Do you remember how it hurt when you accidentally broke open a scar on your knee? This is how endometriosis hurts as each of the hundreds of endometrial cells break open every monthly cycle. Add migraine, low blood sugar dizziness, severe muscle cramping and nerve cell pain and you’ll get a glimpse of how I felt 25 out of every 28 day cycle. Also add to the mix low thyroid, low progesterone, Crohn’s disease, Candida, Insomnia and Osteoporosis and you can see how I went from the energizer bunny to old mother hubbard very quickly. How many medications does it take to keep me teaching in the eighth grade classroom? How long do you think the medications will mask the symptoms?
The fact that my body was dying and all 9 of our kids died inside me (9 miscarriages) still hurts me today. I’ve never seen their smiles. I feared how many more smiles we’d miss. The MDs had no more answers for us, so we looked to wholistic health. I was diagnosed with mercury poisoning in 2000. I met Becky in my new doctor’s office. She had the same diagnosis one month earlier except my numbers were in the top 5% of the Great Lakes Region. Hers were lower. We helped each other find vitamins, diets and treatments. Regaining health became a full time job; I had to leave my teaching and leave my art studio creations. What else would I have to leave?
After three years I decided to stop all vitamins and therapies. My liver had been harmed, my numbers weren’t getting better and my hope for recovery was gone.
When my friend, Cindy, introduced me to Barefoot Secret Company, I was very skeptical; so was Russ.
How could they be different? In fact, I was down-right rude. It takes a lot to put hope back together. Finally, we understood this company had a lot to offer. But could it give me what I needed? We decided to try. We gave my body every chance we could and I began nearly every supplement they had. Becky decided to keep doing what we had been doing all along. She didn’t want to risk crushing her hopes again. I understood.

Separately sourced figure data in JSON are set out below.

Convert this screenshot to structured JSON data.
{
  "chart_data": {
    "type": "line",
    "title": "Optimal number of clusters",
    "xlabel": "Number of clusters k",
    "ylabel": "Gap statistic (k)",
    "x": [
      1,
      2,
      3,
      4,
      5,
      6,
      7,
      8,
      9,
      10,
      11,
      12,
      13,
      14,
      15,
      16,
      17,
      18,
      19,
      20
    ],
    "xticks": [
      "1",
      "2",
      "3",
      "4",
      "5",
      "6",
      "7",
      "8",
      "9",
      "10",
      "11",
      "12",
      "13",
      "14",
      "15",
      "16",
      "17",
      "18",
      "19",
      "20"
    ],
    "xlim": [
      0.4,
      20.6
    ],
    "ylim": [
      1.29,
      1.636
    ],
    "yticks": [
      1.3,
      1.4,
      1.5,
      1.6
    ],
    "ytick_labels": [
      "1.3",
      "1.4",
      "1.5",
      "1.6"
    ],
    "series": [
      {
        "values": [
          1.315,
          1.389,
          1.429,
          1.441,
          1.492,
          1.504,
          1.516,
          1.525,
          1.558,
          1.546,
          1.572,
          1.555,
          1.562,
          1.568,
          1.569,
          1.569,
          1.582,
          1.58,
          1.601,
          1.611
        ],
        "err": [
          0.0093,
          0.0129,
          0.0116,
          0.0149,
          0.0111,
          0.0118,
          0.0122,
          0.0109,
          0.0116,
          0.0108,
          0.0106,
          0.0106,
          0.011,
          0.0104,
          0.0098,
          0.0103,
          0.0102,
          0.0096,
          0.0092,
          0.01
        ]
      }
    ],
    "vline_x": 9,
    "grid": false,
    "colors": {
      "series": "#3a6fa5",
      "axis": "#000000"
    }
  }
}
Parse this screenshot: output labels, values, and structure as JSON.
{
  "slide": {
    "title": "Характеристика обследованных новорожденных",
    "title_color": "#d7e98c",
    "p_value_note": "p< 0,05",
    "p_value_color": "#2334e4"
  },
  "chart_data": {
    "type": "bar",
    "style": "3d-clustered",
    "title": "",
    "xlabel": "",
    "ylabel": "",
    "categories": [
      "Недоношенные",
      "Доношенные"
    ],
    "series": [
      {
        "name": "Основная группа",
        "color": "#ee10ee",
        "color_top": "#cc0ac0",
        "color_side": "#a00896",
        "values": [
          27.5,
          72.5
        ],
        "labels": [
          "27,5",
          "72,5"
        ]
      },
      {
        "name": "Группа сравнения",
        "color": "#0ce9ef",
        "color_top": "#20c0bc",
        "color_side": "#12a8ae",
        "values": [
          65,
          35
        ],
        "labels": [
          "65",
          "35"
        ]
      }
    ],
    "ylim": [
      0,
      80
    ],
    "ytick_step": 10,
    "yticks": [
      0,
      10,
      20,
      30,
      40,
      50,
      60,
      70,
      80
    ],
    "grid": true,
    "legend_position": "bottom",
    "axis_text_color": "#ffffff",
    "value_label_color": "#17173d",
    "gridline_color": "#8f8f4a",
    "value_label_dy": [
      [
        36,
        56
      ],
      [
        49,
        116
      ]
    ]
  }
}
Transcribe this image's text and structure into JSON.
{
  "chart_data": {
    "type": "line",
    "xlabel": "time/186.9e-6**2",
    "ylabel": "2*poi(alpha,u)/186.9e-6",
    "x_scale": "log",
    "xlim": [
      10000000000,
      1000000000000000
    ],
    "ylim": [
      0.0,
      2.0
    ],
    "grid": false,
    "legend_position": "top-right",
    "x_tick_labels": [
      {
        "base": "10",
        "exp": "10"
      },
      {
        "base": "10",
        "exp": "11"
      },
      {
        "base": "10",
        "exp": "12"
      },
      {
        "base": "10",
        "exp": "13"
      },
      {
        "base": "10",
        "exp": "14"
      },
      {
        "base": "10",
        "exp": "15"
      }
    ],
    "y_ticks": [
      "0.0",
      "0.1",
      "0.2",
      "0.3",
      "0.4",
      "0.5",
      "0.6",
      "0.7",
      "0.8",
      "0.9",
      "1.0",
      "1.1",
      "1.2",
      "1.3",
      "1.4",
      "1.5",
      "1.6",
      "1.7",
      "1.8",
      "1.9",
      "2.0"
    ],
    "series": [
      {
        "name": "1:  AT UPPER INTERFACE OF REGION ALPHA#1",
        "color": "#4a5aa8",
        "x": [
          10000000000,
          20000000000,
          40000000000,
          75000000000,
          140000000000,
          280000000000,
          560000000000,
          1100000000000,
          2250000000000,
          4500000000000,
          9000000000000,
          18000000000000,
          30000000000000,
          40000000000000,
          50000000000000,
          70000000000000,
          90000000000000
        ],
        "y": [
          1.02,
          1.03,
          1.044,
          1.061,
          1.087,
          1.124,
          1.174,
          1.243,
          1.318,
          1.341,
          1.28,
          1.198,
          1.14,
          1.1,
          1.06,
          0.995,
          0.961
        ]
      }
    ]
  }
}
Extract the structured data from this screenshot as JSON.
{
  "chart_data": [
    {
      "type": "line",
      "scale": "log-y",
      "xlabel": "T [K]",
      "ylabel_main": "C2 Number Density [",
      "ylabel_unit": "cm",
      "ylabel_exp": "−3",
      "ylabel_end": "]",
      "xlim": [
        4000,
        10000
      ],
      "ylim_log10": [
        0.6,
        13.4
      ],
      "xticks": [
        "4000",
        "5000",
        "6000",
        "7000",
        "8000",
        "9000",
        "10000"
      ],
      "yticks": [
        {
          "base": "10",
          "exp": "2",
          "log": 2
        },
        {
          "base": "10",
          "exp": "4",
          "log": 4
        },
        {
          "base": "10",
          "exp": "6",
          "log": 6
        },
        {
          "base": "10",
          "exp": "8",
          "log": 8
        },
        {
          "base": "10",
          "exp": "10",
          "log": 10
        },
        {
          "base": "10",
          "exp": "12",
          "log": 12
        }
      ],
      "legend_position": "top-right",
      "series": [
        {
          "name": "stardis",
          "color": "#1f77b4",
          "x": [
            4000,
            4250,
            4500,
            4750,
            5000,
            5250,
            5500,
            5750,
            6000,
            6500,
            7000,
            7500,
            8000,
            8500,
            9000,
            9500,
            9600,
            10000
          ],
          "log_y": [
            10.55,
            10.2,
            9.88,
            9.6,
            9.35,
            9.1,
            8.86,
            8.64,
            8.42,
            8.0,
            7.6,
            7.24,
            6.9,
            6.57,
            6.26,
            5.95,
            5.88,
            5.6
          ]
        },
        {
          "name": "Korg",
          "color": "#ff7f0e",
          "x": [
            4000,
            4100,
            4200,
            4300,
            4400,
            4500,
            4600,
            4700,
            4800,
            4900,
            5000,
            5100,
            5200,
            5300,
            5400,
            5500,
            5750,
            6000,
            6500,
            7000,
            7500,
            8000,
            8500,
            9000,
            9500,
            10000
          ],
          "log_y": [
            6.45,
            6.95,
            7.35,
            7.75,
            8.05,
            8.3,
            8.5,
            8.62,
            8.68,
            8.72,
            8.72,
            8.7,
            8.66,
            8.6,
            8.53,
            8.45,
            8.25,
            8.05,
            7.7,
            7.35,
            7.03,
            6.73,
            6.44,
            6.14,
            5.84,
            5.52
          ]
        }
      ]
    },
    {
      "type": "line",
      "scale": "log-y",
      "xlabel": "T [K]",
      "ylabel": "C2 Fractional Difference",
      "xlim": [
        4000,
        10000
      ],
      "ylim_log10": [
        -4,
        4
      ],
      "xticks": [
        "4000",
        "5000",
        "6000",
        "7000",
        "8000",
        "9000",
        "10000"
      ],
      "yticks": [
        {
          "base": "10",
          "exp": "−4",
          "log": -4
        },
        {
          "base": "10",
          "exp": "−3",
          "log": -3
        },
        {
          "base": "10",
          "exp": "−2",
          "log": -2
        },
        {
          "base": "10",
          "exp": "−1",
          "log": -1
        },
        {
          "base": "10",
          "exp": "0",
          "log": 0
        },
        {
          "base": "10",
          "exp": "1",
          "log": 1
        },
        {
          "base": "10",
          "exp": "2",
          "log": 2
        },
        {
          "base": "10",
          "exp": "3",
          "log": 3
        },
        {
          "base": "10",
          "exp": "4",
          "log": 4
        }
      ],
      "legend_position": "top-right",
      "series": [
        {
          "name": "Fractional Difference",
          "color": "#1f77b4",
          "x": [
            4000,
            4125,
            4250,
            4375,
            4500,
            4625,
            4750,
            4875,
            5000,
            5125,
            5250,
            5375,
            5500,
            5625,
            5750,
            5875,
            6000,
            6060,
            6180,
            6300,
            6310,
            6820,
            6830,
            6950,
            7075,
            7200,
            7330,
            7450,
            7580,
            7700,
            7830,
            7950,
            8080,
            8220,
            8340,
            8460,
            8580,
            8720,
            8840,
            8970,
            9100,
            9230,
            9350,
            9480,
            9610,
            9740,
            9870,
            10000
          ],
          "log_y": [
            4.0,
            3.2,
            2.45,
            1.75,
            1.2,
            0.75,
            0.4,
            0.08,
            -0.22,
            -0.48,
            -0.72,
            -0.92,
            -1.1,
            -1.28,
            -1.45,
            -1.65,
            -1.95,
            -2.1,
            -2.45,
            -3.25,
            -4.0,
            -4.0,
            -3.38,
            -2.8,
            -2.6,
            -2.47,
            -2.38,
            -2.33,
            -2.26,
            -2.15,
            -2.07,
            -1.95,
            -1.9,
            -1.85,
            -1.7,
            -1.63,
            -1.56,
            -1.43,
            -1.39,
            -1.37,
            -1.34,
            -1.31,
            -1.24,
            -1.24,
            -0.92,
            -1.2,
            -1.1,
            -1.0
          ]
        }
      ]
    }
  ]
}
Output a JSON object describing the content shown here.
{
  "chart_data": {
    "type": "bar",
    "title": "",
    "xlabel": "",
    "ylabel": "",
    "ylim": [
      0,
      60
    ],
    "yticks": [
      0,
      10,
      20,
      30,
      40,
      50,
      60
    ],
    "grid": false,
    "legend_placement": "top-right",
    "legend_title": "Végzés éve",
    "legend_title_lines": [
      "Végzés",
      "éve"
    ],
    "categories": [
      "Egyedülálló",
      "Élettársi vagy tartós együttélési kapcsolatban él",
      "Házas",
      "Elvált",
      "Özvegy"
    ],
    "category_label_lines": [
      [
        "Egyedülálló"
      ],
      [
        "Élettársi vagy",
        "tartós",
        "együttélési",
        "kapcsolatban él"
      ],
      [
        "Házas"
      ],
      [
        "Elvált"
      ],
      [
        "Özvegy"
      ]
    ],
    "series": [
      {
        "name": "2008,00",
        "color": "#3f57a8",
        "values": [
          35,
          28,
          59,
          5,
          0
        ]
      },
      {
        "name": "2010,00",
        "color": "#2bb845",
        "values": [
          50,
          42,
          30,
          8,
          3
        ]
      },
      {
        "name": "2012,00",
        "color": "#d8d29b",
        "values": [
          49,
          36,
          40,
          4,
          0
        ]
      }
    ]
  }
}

Three years later, I’m on no medications, the mercury is gone, the endo, osteoporosis, thyroid, hypoglycemia and liver problems are history. The Crohn’s, insomnia and Candida are under control. A full drawer of Barefoot Secret Products did for me what a whole pantry of other supplements couldn’t do.
When Becky called me a few months ago, I could barely recognize her voice through all the tears and depression. She used to be an accomplished accountant with a pleasant demeanor. Not anymore. Now she’s still sick, without work, and just got released from a mentally challenged ‘group home’. I am no more deserving of a healthy life than she is. The only difference in our treatment was my Barefoot Secret Products.
Now, my husband and I get to coach other people to great health. This company has helped restore hope in our future on Earth. Will we gain a living family? Now I have the energy to give live birth and to adopt. Barefoot Secret Company gives us wings.
Do you think we’re grateful for Doctor Shak and the people who helped us discover his work?